Der Totenkult der tief katholischen Galizier geht vermutlich auf ihre Vorfahren, die heidnischen Kelten, zurück. In der abgelegenen Region haben sich im Lauf der Jahrhunderte heidnische und christliche Bräuche innig vermischt. Die 80jährige Mercedes zum Beispiel betet jeden Abend mindestens ein Ave Maria und bekreuzigt sich nach jedem Schreck. Als sie jünger war, hatte sie „Gesichte“ und konnte den Tod von Bekannten voraussagen. Auch den tödlichen Unfall ihrer zweijährigen Tochter spürte sie im voraus. Heute ist die kleine Tochter auf einem Familienfoto verewigt, das im Wohnzimmer über der Vitrine hängt: Vater, Mutter, die Kleine und der auf dem Foto sechsjährige Sohn. Was macht es, daß der Sohn erst nach dem Tod der Tochter geboren wurde? Auch die Toten gehören zur Familie.
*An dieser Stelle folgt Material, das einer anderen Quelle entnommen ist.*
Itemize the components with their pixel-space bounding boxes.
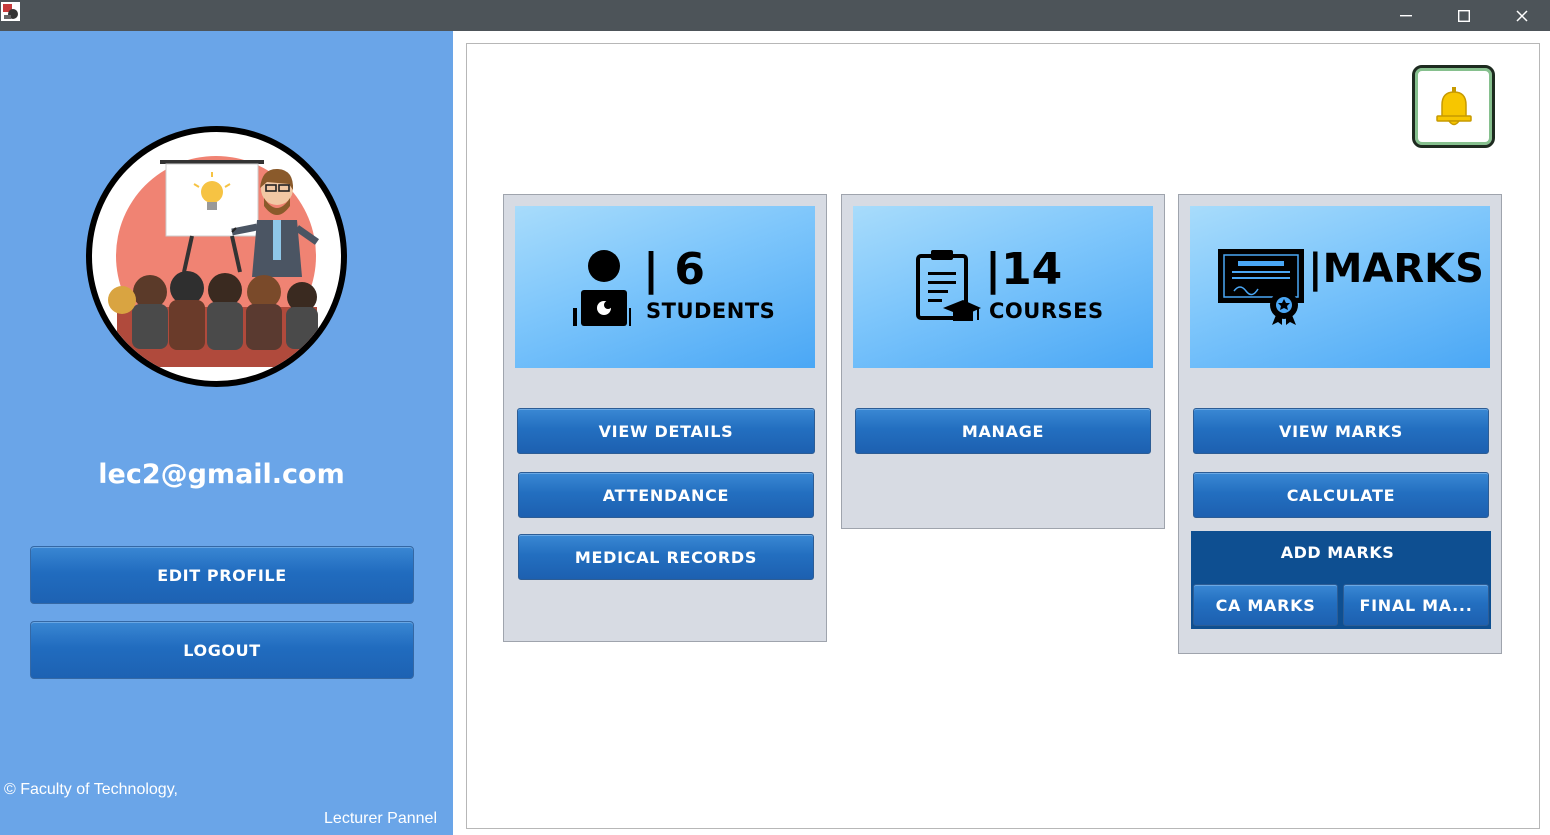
view-details-button[interactable]: VIEW DETAILS <box>517 408 815 454</box>
footer-panel-label: Lecturer Pannel <box>324 810 437 827</box>
marks-card: |MARKS VIEW MARKS CALCULATE ADD MARKS CA… <box>1178 194 1502 654</box>
minimize-icon <box>1400 14 1412 16</box>
notifications-button[interactable] <box>1412 65 1495 148</box>
maximize-button[interactable] <box>1435 0 1493 31</box>
close-icon <box>1516 9 1528 22</box>
bell-icon <box>1435 86 1472 125</box>
footer-copyright: © Faculty of Technology, <box>4 781 178 798</box>
app-icon <box>1 2 20 21</box>
maximize-icon <box>1458 9 1470 22</box>
ca-marks-button[interactable]: CA MARKS <box>1193 584 1338 626</box>
courses-card: |14 COURSES MANAGE <box>841 194 1165 529</box>
students-hero: | 6 STUDENTS <box>515 206 815 368</box>
certificate-icon <box>1218 249 1304 325</box>
manage-courses-button[interactable]: MANAGE <box>855 408 1151 454</box>
calculate-button[interactable]: CALCULATE <box>1193 472 1489 518</box>
user-email: lec2@gmail.com <box>98 459 345 490</box>
minimize-button[interactable] <box>1377 0 1435 31</box>
courses-hero: |14 COURSES <box>853 206 1153 368</box>
clipboard-graduation-icon <box>916 250 981 321</box>
main-panel: | 6 STUDENTS VIEW DETAILS ATTENDANCE MED… <box>466 43 1540 829</box>
medical-records-button[interactable]: MEDICAL RECORDS <box>518 534 814 580</box>
courses-count: |14 <box>985 244 1063 295</box>
view-marks-button[interactable]: VIEW MARKS <box>1193 408 1489 454</box>
students-count: | 6 <box>643 244 706 295</box>
avatar <box>86 126 347 387</box>
attendance-button[interactable]: ATTENDANCE <box>518 472 814 518</box>
final-marks-button[interactable]: FINAL MA... <box>1343 584 1489 626</box>
students-label: STUDENTS <box>646 299 776 323</box>
add-marks-title: ADD MARKS <box>1280 543 1395 562</box>
students-card: | 6 STUDENTS VIEW DETAILS ATTENDANCE MED… <box>503 194 827 642</box>
logout-button[interactable]: LOGOUT <box>30 621 414 679</box>
student-laptop-icon <box>573 250 631 326</box>
add-marks-panel: ADD MARKS CA MARKS FINAL MA... <box>1191 531 1491 629</box>
marks-label: |MARKS <box>1308 246 1484 292</box>
close-button[interactable] <box>1493 0 1550 31</box>
edit-profile-button[interactable]: EDIT PROFILE <box>30 546 414 604</box>
window-titlebar <box>0 0 1550 31</box>
sidebar: lec2@gmail.com EDIT PROFILE LOGOUT © Fac… <box>0 31 453 835</box>
lecturer-presentation-icon <box>108 156 320 367</box>
courses-label: COURSES <box>989 299 1104 323</box>
marks-hero: |MARKS <box>1190 206 1490 368</box>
Zwar macht der Tod den Galiziern angst, doch geht man mit ihm eher unbefangen um. Das mag auch daran liegen, daß die jahrhundertelange bittere Armut viele vorzeitig ins Grab gebracht hat. Ein Ausdruck für das Bewußtsein, daß das Leben nur ein flüchtiges Geschenk ist, findet sich in dem Dorf Puebla de Caraminal. Einmal im Jahr findet dort eine einzigartige Prozession statt: Alle diejenigen, die knapp dem Tod entgangen sind und ein Gelübde für den Fall ihrer Genesung abgelegt haben, werden dann von ihren Verwandten in einem offenen Sarg getragen. Die Prozession ist gleichzeitig Volksfest— rittlings zwischen Leben und Tod.